Con el paso de los años aprendí que no necesitaba que fuera 15 de septiembre para tener mi propia fiesta mexicana porque realmente recorrer México es en sí mismo una fiesta interminable. En cada pueblo, por pequeño que sea, hay una plaza, un kiosco, una iglesia y un mercado. No falla. Una vez, en la Costa Chica de Guerrero, fui a uno que no tenía plaza, pero tenía una cancha de basquetbol donde se hacía todo, desde las ceremonias cívicas hasta los bailes y los torneos deportivos, todo mientras los habitantes paseaban a sus flacos y desnutridos chanchos amarrados con un lazo, como si fueran perros.
¿Qué tenía de especial la noche mexicana? ¡El pozole, los tacos, los chiles en nogada, las tostadas, el mole, los pambazos!… esperen… ufff ¡Qué afortunados somos! No es necesario esperar a una fiesta patria para eso. La boca de los mexicanos siempre es una fiesta.
En cada esquina, cada mañana, la muy chilanga guajolota nos recuerda que Para todo mal, un tamal y para todo bien… pues también y si es con bolillo… ¡pos mejor!
Y ni que decir de ese sonido que parecen campanillas celestiales cada noche… ¡tamaleeeeees oaxaqueñoooooos calientitooooooos! ufff… cada noche un hombrecillo en bicicleta, en medio de la oscuridad, sin importar donde estés, llegará para llevarte a Oaxaca hasta tu boca, con esos deliciosos cuadros de masa de maíz, mole y algún pequeñísimo pedacito de carne que cuando aparece te sabe a gloria.
¿Pozole? ¡Por favor! Si en Guerrero cada jueves es una fiesta de granos de maíz, cabeza de cerdo, chicarrón, aguacate y hasta sardinas. Y ¿En Morelos? por fortuna todos los días hay pozole, y gorditas con guisado, cecina de Yecapixtla, Itacates de Tepoztlán, y todo lo acompañamos con pepitas de calabaza tostadas.
Ahora que si de manjares hablamos, los mercados son los reyes. El de Oaxaca que ya es tan famoso que abundan los letreros de “No tomar fotos”, prohibición que me hizo sentirme muy decepcionada la última vez que estuve allí. Pero no se queda nada atrás el de Atlixco, en Puebla donde los mejores chiles en nogadas que he probado los hacía una humilde señora que ni siquiera tenía un puesto fijo. O el de Taxco en plena cuaresma, donde sus huazontles hacen creer en Dios hasta al más ateo.

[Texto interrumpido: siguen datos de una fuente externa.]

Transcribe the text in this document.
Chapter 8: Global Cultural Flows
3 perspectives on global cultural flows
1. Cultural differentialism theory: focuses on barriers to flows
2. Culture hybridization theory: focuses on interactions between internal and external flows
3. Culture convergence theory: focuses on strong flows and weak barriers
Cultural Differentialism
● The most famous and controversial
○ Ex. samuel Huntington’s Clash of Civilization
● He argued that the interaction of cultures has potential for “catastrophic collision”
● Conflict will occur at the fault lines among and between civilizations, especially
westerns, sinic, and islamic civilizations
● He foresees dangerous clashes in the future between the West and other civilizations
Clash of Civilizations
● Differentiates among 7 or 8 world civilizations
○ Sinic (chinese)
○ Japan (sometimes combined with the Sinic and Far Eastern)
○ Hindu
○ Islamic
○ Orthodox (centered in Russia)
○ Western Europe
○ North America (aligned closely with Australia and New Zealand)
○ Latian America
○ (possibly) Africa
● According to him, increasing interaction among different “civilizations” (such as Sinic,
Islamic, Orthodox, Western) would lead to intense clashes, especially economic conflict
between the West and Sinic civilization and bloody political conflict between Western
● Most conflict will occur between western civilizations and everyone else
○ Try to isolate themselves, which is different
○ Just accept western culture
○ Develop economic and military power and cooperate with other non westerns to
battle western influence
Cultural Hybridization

¿Y el café de San Cristobal de las Casas? o ¿Las postas de robalo y el caldo de langostinos gigantes en Tabasco? y ni hablar de las hormigas tostadas de la selva lacandona, los chapulines que igual comemos en Oaxaca que en las quesadillas de Tepoztlán, los escamoles de Hidalgo o los gusanos de maguey.
Y bueno, no hay mejor acompañamiento para cualquier taco de barbacoa de hoyo que el pulque del Valle del Mezquital. Natural o curado, acidito o dulce por sus frutas, la leche de las vacas verdes es un manjar de dioses pues más que una bebida alcohólica es un alimento, por sus innumerables propiedades nutritivas.

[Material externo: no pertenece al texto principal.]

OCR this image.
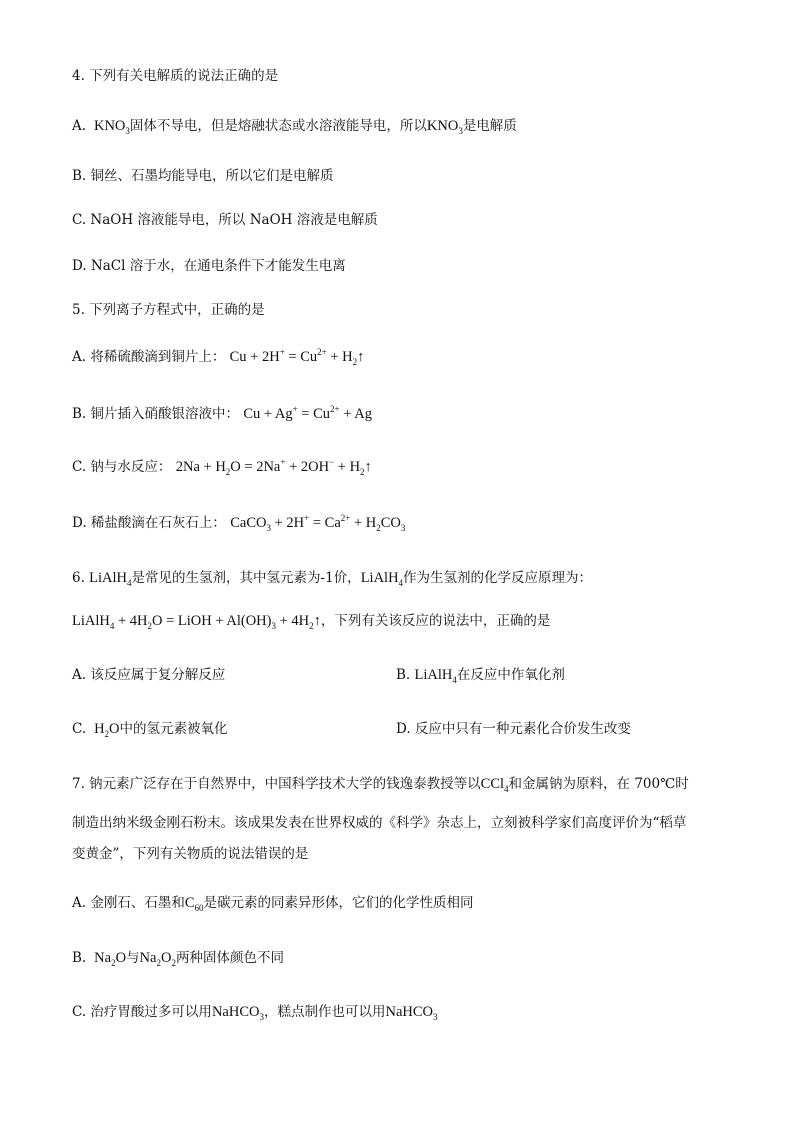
4. 下列有关电解质的说法正确的是
A.  $KNO_3$固体不导电，但是熔融状态或水溶液能导电，所以$KNO_3$是电解质
B. 铜丝、石墨均能导电，所以它们是电解质
C. NaOH 溶液能导电，所以 NaOH 溶液是电解质
D. NaCl 溶于水，在通电条件下才能发生电离
5. 下列离子方程式中，正确的是
A. 将稀硫酸滴到铜片上： $Cu + 2H^+ = Cu^{2+}$ + $H_2↑$
B. 铜片插入硝酸银溶液中： $Cu + Ag^+ = Cu^{2+} + Ag$
C. 钠与水反应： $2Na + H_2O = 2Na^+ + 2OH^-$ + $H_2↑$
D. 稀盐酸滴在石灰石上： CaCO$_3$ + $2H^+ = Ca^{2+} + H_2CO_3$
6. LiAlH$_4$是常见的生氢剂，其中氢元素为-1价，LiAlH$_4$作为生氢剂的化学反应原理为：
LiAlH$_4$ + $4H_2O$ = LiOH + $Al(OH)_3$ + $4H_2↑$，下列有关该反应的说法中，正确的是
A. 该反应属于复分解反应	B. LiAlH$_4$在反应中作氧化剂
C.  $H_2O$中的氢元素被氧化	D. 反应中只有一种元素化合价发生改变
7. 钠元素广泛存在于自然界中，中国科学技术大学的钱逸泰教授等以CCl$_4$和金属钠为原料，在 700℃时
制造出纳米级金刚石粉末。该成果发表在世界权威的《科学》杂志上，立刻被科学家们高度评价为“稻草
变黄金”，下列有关物质的说法错误的是
A. 金刚石、石墨和$C_{60}$是碳元素的同素异形体，它们的化学性质相同
B.  $Na_2O$与$Na_2O_2$两种固体颜色不同
C. 治疗胃酸过多可以用NaHCO$_3$，糕点制作也可以用NaHCO$_3$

Pero como el norte también es México, ¿qué tal los burritos en Chihuahua? o ¿Los cortes de carne en Sonora? y uffff… el cabrito en Monterrey, los mariscos en Sinaloa y los medallones de abulón en Baja California Sur.
Sí, creo que he conocido México más por el boca que por los ojos, y no necesito una fecha especial para que en mi paladar surja una fiesta. Si en cualquier reunión de amigos podemos comer una mariscada como en Tampico, o en un día cualquiera puedo cocinar pescado a la veracruzana como lo haré esta misma tarde, o si en una cena improvisada como la de anoche puedo detener mi auto en una esquina y comerme un champiqueso con una salsa picosísima que me hace beberme dos aguas de horchata de un jalón.
Sí, México es muchas cosas pero para mí, sobre todo, es un viaje de los sentidos pero la verdadera fiesta siempre la vivo dentro, exactamente ubicada en mi paladar.